Martyn Booty

Personal information
- Full name: Martyn James Booty
- Date of birth: 30 May 1971 (age 55)
- Place of birth: Kirby Muxloe, England
- Position: Defender

Youth career
- Coventry City

Senior career*
- Years: Team / Apps / (Gls)
- 1989–1993: Coventry City / 5 / (0)
- 1993–1996: Crewe Alexandra / 96 / (5)
- 1996–1999: Reading / 64 / (1)
- 1999: → Southend United (loan) / 6 / (0)
- 1999–2001: Southend United / 74 / (0)
- 2001–2003: Chesterfield / 77 / (2)
- 2003–2004: Huddersfield Town / 4 / (0)
- 2008: Curzon Ashton / 3 / (0)
- 2008: Salford City / 3 / (0)
- 2008–2009: Buxton / 3 / (0)

Managerial career
- 2007: Huddersfield Town (joint-caretaker manager)
- 2009–2011: Curzon Ashton (assistant manager)
- 2011–2012: Hyde United (assistant manager)
- 2015–2016: Hyde United (assistant manager)

= Martyn Booty =

English footballer (born 1971)

Martyn James Booty (born 30 May 1971) is an English former professional footballer who played as a defender. He made more than 300 appearances in the Football League for Coventry City, Crewe Alexandra, Reading, Southend United, Chesterfield and Huddersfield Town. He had two spells as Assistant Manager of Hyde United F.C.
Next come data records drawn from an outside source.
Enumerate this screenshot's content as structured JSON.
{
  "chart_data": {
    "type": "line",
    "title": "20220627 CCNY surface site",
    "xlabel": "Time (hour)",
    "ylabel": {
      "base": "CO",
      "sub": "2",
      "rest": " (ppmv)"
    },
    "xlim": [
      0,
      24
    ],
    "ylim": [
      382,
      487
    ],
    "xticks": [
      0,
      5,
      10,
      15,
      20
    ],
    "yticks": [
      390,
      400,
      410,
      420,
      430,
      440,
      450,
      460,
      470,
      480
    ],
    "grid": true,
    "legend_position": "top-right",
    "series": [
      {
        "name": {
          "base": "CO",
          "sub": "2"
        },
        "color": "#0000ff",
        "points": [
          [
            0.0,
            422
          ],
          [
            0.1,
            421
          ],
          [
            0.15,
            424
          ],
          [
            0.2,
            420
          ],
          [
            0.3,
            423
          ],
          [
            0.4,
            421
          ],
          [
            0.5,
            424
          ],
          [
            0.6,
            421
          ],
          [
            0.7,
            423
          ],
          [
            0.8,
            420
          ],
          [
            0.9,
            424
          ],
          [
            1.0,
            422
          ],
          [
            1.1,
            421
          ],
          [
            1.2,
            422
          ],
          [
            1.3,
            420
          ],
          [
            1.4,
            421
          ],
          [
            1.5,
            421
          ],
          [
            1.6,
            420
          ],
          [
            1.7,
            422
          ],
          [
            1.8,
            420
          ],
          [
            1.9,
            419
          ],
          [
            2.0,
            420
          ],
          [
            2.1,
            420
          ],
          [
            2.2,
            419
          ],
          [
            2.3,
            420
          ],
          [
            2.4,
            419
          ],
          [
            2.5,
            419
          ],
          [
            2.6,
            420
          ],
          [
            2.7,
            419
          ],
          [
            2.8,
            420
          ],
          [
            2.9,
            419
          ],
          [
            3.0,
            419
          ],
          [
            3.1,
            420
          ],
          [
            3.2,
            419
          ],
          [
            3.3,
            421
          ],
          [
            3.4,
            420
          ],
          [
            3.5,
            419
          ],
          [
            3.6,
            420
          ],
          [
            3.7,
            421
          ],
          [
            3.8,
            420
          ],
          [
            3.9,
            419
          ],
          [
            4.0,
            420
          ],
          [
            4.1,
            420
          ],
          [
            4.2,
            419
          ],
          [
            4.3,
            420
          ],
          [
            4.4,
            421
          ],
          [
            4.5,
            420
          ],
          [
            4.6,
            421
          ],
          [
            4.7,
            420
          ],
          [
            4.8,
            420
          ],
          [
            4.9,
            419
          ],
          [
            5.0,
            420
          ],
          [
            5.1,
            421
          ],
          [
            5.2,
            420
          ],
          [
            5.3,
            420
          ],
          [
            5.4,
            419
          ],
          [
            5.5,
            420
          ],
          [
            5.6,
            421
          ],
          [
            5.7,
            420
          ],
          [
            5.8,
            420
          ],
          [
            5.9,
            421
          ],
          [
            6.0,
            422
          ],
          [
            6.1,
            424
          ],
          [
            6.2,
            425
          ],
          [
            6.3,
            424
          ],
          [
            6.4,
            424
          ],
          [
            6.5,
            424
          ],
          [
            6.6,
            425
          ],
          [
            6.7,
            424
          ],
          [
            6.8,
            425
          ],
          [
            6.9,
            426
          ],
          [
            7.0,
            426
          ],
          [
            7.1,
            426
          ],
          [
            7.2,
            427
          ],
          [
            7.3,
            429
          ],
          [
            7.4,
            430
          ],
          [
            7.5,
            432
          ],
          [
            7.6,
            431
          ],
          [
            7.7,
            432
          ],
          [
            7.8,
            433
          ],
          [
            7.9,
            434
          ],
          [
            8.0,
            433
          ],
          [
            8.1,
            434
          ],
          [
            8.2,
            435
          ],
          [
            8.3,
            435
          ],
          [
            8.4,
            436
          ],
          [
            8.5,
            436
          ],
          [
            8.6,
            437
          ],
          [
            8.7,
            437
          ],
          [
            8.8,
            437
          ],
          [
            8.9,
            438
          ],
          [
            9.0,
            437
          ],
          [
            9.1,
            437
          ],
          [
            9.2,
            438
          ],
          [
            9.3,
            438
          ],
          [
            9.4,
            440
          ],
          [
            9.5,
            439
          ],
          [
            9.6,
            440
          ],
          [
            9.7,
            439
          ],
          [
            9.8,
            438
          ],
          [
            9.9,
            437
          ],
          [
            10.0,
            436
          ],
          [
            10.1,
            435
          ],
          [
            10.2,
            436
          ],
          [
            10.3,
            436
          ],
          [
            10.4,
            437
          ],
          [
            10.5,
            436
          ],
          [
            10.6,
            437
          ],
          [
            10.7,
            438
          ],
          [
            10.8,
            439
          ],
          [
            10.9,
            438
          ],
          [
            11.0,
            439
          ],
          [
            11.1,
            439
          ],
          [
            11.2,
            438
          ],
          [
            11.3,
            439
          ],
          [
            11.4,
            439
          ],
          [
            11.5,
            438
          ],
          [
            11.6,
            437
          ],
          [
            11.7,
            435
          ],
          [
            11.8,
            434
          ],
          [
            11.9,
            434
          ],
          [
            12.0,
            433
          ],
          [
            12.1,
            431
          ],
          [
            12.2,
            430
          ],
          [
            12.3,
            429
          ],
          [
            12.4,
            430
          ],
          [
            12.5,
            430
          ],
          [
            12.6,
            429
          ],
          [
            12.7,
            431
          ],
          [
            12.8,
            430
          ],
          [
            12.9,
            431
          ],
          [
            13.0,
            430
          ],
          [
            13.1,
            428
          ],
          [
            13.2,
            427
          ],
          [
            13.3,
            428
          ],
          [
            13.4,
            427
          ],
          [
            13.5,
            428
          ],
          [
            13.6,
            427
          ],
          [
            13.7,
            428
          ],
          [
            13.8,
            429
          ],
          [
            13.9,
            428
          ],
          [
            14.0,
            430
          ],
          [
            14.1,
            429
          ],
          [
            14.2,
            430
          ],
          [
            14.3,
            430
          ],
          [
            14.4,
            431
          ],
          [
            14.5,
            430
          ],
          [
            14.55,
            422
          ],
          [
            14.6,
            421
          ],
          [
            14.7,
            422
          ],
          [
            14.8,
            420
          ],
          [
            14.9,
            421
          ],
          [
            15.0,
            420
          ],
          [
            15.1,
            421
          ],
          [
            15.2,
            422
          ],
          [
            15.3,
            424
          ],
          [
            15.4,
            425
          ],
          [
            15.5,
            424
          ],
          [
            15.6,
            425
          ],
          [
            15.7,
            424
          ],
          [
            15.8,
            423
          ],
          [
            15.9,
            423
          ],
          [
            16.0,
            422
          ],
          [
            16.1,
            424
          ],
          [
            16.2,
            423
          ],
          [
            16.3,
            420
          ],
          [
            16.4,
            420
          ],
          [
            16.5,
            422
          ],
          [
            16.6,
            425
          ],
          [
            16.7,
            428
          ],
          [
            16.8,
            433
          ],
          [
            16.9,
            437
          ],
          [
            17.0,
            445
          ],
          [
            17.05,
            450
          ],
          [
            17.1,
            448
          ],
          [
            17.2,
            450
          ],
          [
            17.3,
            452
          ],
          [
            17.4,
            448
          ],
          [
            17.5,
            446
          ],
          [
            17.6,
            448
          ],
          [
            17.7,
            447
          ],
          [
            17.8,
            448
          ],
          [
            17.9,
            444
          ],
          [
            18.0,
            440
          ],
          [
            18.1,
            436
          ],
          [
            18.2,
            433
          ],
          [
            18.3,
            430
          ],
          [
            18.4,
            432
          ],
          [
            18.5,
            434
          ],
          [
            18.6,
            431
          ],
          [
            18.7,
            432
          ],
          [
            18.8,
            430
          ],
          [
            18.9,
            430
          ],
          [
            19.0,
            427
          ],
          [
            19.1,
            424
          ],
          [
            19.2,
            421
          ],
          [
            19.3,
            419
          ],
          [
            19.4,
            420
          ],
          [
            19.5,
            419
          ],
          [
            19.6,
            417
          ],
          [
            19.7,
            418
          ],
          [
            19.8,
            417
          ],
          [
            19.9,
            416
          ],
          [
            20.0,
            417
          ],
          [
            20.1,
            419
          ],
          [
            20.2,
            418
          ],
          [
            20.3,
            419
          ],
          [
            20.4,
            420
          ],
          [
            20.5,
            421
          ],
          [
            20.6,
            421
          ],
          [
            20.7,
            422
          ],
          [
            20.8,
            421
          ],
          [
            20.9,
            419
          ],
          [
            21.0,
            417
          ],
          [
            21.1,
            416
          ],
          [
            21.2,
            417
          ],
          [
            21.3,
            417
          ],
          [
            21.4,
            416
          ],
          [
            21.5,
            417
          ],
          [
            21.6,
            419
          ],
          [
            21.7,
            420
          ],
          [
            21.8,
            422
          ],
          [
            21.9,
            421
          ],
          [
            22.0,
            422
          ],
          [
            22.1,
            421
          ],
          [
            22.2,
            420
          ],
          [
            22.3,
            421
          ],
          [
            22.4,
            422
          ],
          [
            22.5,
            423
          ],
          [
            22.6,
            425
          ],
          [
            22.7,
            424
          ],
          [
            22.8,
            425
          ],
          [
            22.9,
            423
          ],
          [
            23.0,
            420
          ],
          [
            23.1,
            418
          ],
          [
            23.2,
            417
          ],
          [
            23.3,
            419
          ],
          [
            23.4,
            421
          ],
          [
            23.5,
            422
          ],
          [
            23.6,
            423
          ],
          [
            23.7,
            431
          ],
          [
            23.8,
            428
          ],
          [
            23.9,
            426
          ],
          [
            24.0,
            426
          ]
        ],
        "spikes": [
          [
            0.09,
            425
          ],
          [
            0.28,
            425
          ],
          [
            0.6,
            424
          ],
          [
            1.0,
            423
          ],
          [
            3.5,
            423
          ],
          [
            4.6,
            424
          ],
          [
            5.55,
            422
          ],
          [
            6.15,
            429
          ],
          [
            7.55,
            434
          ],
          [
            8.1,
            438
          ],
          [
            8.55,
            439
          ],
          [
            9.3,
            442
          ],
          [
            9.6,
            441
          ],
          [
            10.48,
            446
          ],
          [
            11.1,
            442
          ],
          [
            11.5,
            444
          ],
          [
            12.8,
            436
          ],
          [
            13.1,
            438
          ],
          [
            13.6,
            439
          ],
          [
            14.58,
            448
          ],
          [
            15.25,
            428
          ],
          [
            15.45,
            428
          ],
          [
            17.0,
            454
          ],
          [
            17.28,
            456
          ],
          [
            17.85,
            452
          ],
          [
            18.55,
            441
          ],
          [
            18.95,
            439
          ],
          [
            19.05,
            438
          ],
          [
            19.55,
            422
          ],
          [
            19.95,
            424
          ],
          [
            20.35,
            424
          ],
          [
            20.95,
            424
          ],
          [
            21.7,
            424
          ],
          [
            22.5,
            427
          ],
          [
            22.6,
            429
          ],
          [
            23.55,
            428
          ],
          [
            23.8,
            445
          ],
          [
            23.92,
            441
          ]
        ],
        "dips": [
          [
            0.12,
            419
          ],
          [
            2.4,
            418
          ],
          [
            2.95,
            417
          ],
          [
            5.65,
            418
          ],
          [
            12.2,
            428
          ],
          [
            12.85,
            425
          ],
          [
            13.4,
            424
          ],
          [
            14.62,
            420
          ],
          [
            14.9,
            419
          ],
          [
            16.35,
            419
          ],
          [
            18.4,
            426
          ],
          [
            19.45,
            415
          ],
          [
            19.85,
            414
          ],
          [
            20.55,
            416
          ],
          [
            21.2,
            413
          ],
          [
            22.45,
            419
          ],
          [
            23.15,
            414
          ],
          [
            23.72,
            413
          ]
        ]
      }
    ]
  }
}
His son Regan plays for Borehamwood F.C.

==Career==

===Early career===
Born in Kirby Muxloe, Leicestershire, but grew up in Anstey with his parents Nell and John, and brother Michael. He started his football career as a trainee at Coventry City, but struggled to break into the first team.

===The Football League===
After leaving Highfield Road, he moved to Crewe Alexandra, Reading, Southend United and Chesterfield. In 2003, Peter Jackson, who had just been re-appointed manager of Huddersfield Town, brought Booty in to help with the club's revitalisation following two relegations in three seasons, but he picked up an injury and only played four games during that season. At the end of the season, Jackson appointed Booty to the coaching staff, a role which he held until May 2008.

===Non-league===
At the beginning of the 2008–09 season, he joined Northern Premier League side Curzon Ashton as a player, moving on first to Salford City and then Buxton. Before the 2009–10 season, Booty rejoined Curzon Ashton as assistant manager.

In May 2011, Booty followed Gary Lowe to Hyde, where he became Lowe's assistant manager, signing a one-year contract at the club.